The majority of cancer mortality is attributed to metastasis, which is the spread of tumor cells to a secondary site. Several studies have demonstrated that the genetic background on which a tumor arises has a major effect on both metastatic efficiency and on predictive gene expression profiles. These observations suggest that there is variability in metastasis frequency between individuals and that some individuals could be more prone to secondary tumor formation and development than others. Thus, genetic background might have important clinical implications in metastasis detection, management and prevention.

Mechanisms of metastasis.

Metastasis is an enormously complex process that remains to be a major problem in the management of cancer. The fact that cancer patients might develop metastasis after years or even decades from diagnosis of the primary tumor makes the metastatic process even more complex. Over the years many hypotheses were developed to try to explain the inefficiency of the metastatic process, but none of these theories completely explains the current biological and clinical observations. In this review we summarize some of the proposed models that were developed in attempt to understand the mechanisms of tumor dissemination and colonization as well as metastatic progression.

Bromodomain 4 activation predicts breast cancer survival.

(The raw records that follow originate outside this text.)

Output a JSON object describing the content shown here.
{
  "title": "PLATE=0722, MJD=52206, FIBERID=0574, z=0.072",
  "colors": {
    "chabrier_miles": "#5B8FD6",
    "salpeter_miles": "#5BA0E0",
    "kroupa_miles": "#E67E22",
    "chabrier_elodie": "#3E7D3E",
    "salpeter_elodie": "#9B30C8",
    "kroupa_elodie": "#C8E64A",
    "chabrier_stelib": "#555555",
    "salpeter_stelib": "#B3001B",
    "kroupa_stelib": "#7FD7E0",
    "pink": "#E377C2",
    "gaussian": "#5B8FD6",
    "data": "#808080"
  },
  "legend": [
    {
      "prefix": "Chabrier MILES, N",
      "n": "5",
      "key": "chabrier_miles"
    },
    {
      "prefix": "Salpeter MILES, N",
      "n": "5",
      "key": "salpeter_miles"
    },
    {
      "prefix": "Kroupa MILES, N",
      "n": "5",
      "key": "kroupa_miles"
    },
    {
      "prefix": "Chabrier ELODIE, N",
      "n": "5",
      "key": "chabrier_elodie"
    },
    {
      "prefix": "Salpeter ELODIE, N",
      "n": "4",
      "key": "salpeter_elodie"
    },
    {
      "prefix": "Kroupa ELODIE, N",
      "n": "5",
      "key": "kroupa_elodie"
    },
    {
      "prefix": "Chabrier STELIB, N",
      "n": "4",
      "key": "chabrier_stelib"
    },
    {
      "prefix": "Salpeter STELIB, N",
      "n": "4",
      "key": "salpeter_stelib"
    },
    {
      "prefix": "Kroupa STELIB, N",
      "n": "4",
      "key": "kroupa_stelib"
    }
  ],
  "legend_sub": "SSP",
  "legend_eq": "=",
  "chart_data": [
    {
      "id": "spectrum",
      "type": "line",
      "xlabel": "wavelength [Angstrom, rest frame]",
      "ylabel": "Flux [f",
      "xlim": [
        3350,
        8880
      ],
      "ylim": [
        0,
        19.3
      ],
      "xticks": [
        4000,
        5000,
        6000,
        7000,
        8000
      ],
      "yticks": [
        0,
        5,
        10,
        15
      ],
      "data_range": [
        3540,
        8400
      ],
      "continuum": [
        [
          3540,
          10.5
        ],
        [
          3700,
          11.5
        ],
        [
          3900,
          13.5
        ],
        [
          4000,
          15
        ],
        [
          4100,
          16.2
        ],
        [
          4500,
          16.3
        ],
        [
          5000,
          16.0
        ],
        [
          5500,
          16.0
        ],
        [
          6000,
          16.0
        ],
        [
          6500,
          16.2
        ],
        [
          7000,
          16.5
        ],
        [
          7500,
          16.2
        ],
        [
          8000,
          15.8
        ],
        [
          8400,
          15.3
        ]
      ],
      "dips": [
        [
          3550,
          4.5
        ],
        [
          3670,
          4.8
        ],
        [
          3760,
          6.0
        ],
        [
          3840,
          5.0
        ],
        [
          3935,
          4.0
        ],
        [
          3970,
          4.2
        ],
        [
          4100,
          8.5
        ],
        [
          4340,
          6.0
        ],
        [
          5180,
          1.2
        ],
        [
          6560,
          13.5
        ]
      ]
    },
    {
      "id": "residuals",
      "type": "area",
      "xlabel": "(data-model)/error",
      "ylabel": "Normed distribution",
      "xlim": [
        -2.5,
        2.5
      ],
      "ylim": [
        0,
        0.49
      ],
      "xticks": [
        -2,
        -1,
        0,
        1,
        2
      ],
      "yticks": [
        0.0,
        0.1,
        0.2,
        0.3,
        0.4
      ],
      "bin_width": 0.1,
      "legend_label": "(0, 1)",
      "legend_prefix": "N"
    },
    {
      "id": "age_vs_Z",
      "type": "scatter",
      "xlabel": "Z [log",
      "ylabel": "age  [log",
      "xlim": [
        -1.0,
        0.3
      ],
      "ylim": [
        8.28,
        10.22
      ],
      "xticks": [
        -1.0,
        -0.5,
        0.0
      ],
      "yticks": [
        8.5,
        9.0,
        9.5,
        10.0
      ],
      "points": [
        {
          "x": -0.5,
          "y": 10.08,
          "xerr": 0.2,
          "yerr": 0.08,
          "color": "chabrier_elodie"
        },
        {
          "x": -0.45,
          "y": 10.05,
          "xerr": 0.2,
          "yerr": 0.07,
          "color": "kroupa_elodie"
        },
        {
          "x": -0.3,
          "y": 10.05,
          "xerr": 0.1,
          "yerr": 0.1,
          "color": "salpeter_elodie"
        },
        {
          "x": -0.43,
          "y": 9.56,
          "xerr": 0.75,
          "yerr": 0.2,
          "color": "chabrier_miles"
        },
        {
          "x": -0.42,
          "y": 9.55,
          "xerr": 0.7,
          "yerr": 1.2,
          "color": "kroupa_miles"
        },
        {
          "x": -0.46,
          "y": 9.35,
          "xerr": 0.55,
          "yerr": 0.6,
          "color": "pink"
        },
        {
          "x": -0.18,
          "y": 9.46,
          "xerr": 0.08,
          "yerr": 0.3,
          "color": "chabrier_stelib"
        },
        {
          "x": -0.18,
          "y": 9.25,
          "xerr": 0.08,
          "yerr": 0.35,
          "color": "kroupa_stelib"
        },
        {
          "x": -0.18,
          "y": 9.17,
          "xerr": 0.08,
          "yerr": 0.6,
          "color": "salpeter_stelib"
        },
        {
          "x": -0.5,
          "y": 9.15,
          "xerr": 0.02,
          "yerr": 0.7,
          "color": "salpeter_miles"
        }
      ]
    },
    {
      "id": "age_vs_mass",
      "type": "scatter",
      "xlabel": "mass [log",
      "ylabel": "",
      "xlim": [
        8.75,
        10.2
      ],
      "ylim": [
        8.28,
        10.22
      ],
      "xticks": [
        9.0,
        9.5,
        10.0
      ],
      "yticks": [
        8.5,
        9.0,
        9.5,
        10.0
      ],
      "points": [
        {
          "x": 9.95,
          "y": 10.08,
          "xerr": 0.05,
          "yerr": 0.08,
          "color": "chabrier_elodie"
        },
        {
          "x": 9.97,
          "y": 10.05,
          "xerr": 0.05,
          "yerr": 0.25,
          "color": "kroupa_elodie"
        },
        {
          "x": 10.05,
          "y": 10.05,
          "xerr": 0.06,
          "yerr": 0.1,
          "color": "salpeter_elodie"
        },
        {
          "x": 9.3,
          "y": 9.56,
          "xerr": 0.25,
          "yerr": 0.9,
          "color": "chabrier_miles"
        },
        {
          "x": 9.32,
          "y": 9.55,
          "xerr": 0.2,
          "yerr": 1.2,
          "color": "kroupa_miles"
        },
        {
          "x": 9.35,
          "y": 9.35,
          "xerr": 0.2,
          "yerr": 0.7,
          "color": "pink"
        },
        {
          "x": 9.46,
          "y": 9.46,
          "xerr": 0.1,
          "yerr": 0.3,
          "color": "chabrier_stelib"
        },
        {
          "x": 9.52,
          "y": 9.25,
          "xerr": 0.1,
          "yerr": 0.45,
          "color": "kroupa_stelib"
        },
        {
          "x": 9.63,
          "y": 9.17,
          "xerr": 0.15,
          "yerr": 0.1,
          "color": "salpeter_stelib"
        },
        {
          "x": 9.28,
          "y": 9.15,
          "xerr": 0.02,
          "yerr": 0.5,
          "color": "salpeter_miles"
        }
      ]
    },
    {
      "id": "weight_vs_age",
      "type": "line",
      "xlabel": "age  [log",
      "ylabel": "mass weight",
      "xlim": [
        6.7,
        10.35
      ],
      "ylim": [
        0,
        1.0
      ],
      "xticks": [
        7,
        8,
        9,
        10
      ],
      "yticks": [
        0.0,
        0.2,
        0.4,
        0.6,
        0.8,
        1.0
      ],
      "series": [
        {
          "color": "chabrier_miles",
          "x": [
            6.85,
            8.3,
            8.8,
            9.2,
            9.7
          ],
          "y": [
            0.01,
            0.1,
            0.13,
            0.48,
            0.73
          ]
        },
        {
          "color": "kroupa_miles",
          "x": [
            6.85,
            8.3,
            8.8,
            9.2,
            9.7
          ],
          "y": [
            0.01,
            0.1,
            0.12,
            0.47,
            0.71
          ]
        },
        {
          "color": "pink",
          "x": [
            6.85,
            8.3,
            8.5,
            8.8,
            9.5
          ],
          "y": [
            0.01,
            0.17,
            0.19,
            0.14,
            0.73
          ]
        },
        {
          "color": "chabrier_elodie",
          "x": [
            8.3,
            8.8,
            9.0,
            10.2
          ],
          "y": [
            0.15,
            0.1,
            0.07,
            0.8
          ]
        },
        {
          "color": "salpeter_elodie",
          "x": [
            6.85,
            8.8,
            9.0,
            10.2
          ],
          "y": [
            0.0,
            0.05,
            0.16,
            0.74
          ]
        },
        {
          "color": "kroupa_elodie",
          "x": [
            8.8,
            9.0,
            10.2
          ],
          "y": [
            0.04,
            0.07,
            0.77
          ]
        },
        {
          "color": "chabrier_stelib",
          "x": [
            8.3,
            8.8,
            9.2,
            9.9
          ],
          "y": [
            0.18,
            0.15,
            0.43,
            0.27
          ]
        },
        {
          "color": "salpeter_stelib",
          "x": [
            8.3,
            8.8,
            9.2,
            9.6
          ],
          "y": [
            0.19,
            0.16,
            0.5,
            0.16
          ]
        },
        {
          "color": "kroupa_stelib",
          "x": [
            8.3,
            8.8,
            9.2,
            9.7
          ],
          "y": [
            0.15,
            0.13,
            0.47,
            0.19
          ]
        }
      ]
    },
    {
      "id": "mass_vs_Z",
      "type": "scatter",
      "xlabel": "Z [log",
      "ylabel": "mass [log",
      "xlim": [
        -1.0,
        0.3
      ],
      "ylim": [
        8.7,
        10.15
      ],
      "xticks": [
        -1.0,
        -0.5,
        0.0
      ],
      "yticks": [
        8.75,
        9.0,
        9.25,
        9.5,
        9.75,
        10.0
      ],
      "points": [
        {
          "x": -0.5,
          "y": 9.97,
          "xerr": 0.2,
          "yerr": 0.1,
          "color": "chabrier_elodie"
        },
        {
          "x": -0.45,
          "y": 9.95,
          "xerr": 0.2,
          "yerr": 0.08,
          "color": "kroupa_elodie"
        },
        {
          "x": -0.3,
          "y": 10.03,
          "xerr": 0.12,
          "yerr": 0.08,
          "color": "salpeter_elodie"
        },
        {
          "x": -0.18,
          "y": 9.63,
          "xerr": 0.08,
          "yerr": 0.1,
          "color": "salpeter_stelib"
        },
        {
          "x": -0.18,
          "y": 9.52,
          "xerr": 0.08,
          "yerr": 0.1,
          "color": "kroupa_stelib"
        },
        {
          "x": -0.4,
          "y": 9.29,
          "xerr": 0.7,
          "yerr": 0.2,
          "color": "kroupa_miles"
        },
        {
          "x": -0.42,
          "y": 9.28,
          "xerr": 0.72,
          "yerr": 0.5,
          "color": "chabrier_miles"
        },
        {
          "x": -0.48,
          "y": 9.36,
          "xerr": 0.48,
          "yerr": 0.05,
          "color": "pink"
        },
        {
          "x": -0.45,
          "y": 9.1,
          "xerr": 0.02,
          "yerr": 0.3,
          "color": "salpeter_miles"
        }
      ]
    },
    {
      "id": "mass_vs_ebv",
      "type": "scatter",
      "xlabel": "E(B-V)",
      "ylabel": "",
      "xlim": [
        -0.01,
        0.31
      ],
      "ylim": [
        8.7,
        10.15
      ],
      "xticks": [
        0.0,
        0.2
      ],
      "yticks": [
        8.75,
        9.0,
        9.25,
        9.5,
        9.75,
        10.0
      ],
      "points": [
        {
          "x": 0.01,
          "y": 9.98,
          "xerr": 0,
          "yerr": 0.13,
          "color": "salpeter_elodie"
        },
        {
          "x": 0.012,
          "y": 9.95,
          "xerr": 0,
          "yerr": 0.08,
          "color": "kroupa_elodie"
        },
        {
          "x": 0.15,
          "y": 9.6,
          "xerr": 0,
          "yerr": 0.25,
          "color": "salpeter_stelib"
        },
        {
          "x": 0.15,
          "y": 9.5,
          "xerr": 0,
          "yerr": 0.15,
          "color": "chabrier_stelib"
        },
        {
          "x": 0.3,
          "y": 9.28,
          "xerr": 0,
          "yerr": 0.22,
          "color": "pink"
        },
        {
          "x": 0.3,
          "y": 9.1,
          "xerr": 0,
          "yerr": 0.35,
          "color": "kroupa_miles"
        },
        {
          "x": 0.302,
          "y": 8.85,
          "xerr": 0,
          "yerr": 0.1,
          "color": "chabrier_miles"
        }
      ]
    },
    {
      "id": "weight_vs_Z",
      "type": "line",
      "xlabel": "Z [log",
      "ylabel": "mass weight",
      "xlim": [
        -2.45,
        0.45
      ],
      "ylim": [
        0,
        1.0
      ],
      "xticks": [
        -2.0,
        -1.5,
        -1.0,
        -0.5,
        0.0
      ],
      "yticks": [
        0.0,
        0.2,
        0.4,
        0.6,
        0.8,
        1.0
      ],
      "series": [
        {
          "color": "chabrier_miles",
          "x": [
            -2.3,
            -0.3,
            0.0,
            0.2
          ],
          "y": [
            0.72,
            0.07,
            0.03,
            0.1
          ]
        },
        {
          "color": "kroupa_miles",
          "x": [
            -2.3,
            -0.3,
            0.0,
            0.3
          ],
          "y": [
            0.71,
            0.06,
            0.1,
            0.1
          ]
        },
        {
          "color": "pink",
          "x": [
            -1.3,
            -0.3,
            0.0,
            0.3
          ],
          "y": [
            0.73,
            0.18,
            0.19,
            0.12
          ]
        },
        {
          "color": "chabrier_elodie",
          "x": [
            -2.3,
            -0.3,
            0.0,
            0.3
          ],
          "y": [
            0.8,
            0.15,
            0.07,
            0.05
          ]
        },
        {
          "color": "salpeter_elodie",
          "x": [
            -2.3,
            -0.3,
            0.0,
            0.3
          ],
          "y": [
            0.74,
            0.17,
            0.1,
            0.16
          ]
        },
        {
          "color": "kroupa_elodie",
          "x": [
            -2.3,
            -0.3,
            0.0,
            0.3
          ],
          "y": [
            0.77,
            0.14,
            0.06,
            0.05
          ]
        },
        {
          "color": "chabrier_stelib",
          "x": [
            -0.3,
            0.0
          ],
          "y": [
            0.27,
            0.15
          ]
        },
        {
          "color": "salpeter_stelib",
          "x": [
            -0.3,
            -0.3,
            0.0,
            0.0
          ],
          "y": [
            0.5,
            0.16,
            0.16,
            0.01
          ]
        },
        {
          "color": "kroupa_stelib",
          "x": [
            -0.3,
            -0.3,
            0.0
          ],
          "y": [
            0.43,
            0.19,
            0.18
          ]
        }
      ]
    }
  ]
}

Previous work identified the Rap1 GTPase-activating protein Sipa1 as a germ-line-encoded metastasis modifier. The bromodomain protein Brd4 physically interacts with and modulates the enzymatic activity of Sipa1. In vitro analysis of a highly metastatic mouse mammary tumor cell line ectopically expressing Brd4 demonstrates significant reduction of invasiveness without altering intrinsic growth rate. However, a dramatic reduction of tumor growth and pulmonary metastasis was observed after s.c. implantation into mice, implying that activation of Brd4 may somehow be manipulating response to tumor microenvironment in the in vivo setting. Further in vitro analysis shows that Brd4 modulates extracellular matrix gene expression, a class of genes frequently present in metastasis-predictive gene signatures. Microarray analysis of the mammary tumor cell lines identified a Brd4 activation signature that robustly predicted progression and/or survival in multiple human breast cancer datasets analyzed on different microarray platforms. Intriguingly, the Brd4 signature also almost perfectly matches a molecular classifier of low-grade tumors. Taken together, these data suggest that dysregulation of Brd4-associated pathways may play an important role in breast cancer progression and underlies multiple common prognostic signatures.